# Topic 04 - Problem 10: Conditional Aggregation Within Groups

---

## 1. About the Problem

In real-world datasets, I often need to calculate **conditional statistics inside groups**, not just simple aggregates.

Examples:
- Average salary of **high earners vs low earners** per department
- Sales above a threshold per category
- Performance metrics based on conditions

In this problem, I will compute the **average salary of employees earning more than the department’s average salary**.

This type of logic is frequently used in:
- Advanced EDA
- Feature engineering
- Business intelligence

---


## 2. Solution Code

In [None]:
import pandas as pd

# Sample dataset
data = {
    "employee": ["A", "B", "G", "C", "D", "E", "F"],
    "department": ["IT", "IT", "IT", "HR", "HR", "Finance", "Finance"],
    "salary": [60000, 65000, 70000, 48000, 52000, 78000, 75000]
}

df = pd.DataFrame(data)

# Calculating department-wise average salary
df['dept_avg'] = df.groupby("department")["salary"].transform("mean")

# Conditional aggregation
df["above_dept_avg"] = df["salary"] > df['dept_avg']
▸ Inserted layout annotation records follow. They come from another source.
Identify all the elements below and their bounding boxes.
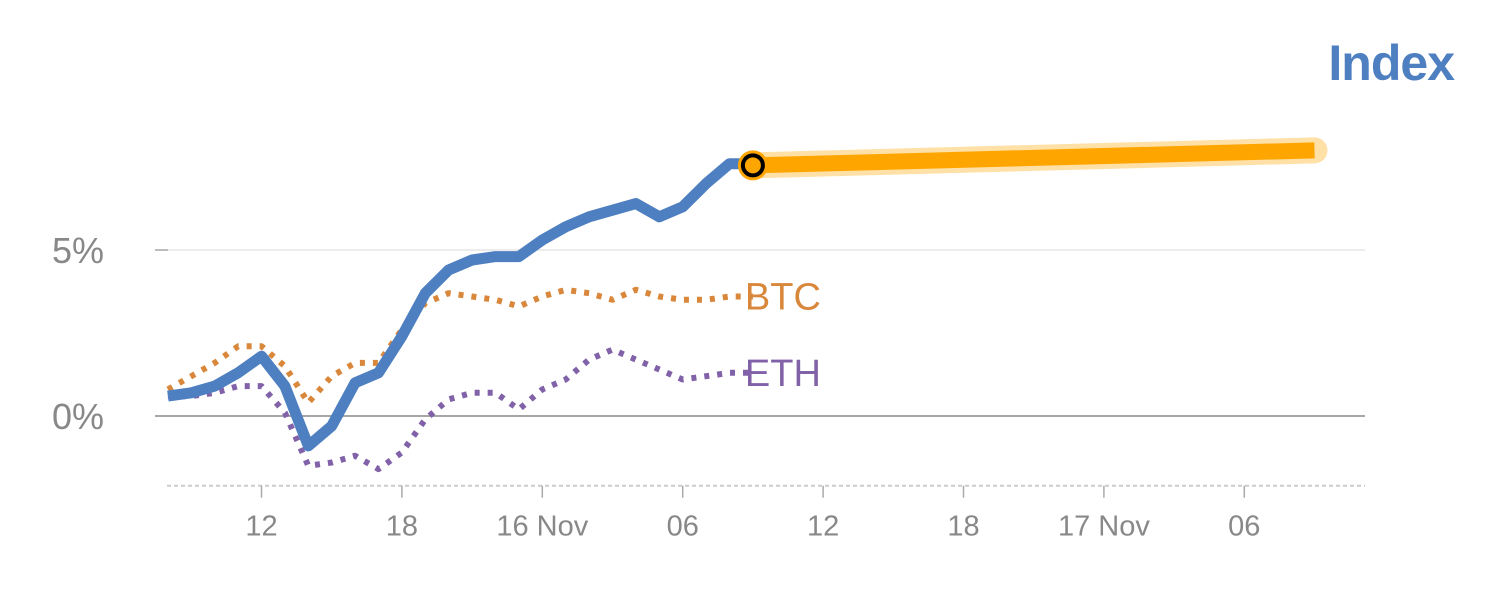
eth-line — [167, 346, 753, 473]
forecast-band — [752, 142, 1315, 174]
btc-label: BTC — [745, 276, 821, 318]
x-tick-label: 18 — [386, 511, 418, 543]
x-tick-label: 06 — [1228, 511, 1260, 543]
eth-label: ETH — [745, 353, 821, 395]
x-tick-label: 12 — [807, 511, 839, 543]
x-tick-label: 17 Nov — [1058, 511, 1150, 543]
btc-line — [166, 286, 753, 406]
chart-title: Index — [1328, 35, 1455, 91]
index-line — [167, 158, 753, 452]
y-tick-label: 5% — [52, 230, 104, 271]
x-tick-label: 18 — [947, 511, 979, 543]
x-tick-label: 06 — [667, 511, 699, 543]
x-tick-label: 12 — [245, 511, 277, 543]
y-tick-label: 0% — [52, 396, 104, 437]
x-tick-label: 16 Nov — [496, 511, 588, 543]
current-marker — [740, 153, 765, 178]
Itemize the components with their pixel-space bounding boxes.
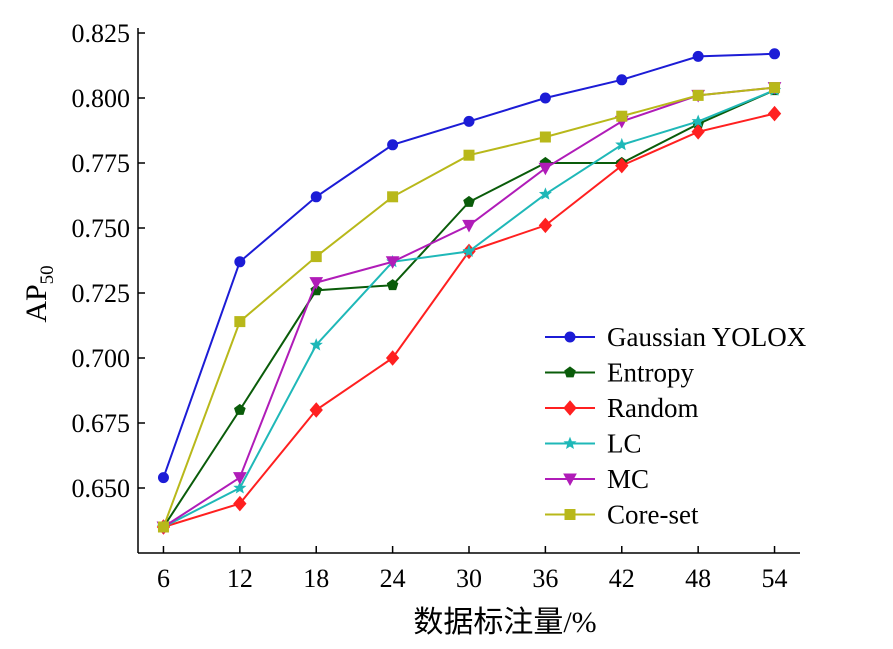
legend-marker (564, 331, 576, 343)
legend-marker (563, 436, 577, 449)
legend-label: Gaussian YOLOX (607, 322, 807, 352)
x-tick-label: 42 (609, 564, 635, 593)
data-point-gaussian-yolox (463, 115, 475, 127)
data-point-entropy (386, 279, 399, 291)
y-axis-label: AP50 (20, 265, 58, 322)
legend-item-random: Random (545, 393, 699, 423)
data-point-core-set (692, 89, 704, 101)
data-point-mc (538, 162, 553, 176)
data-point-lc (462, 244, 476, 257)
data-point-core-set (234, 316, 246, 328)
legend-item-core-set: Core-set (545, 500, 699, 530)
data-point-random (385, 350, 400, 366)
legend-label: Entropy (607, 358, 694, 388)
data-point-lc (233, 481, 247, 494)
data-point-mc (462, 219, 476, 233)
data-point-lc (691, 114, 705, 127)
x-axis-label: 数据标注量/% (413, 606, 596, 639)
y-tick-label: 0.725 (72, 279, 131, 308)
data-point-core-set (387, 191, 399, 203)
legend-marker (564, 366, 576, 378)
y-axis-label-subscript: 50 (37, 265, 58, 284)
x-tick-label: 18 (303, 564, 329, 593)
x-tick-label: 36 (532, 564, 558, 593)
data-point-mc (385, 256, 400, 269)
data-point-lc (309, 338, 323, 351)
y-tick-label: 0.650 (72, 474, 131, 503)
data-point-gaussian-yolox (310, 191, 322, 203)
legend-label: LC (607, 429, 642, 459)
y-tick-label: 0.750 (72, 214, 131, 243)
series-core-set (157, 82, 781, 533)
x-tick-label: 12 (227, 564, 253, 593)
data-point-core-set (616, 110, 628, 122)
data-point-gaussian-yolox (234, 256, 246, 268)
data-point-random (309, 402, 323, 418)
legend-item-entropy: Entropy (545, 358, 694, 388)
legend-label: Core-set (607, 500, 699, 530)
legend-item-mc: MC (545, 464, 649, 494)
data-point-mc (233, 472, 247, 485)
legend-item-gaussian-yolox: Gaussian YOLOX (545, 322, 807, 352)
data-point-core-set (539, 131, 551, 143)
legend-label: Random (607, 393, 699, 423)
legend-item-lc: LC (545, 429, 642, 459)
y-tick-label: 0.800 (72, 84, 131, 113)
axes: 0.650 0.675 0.700 0.725 0.750 0.775 0.800 0.825… (72, 19, 800, 593)
data-point-gaussian-yolox (616, 74, 628, 86)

# # Average salary of employees earning above department average
result=(df[df['above_dept_avg']].groupby('department')['salary'].
        transform('mean'))

print("Average salary of employees earning above department average:")
print(result)


Average salary of employees earning above department average:
2    70000.0
4    52000.0
5    78000.0
Name: salary, dtype: float64


---

## 3. Explanation (What is happening)

- **transform("mean")**  
  → Computes department average but keeps row alignment

- **salary > dept_avg**  
  → Creates a conditional boolean feature

- **df[df["above_dept_avg"]]**  
  → Filters only employees earning above department average

- **groupby + mean**  
  → Aggregates conditionally filtered data

This is **not possible** with a single groupby — it requires thinking in steps.

---

## 4. Summary / Takeaways

By solving this problem, I learned:

1. How to perform conditional aggregation
2. Why multi-step grouping is sometimes necessary
3. How boolean features help in ML preprocessing
4. How business logic translates into pandas code


---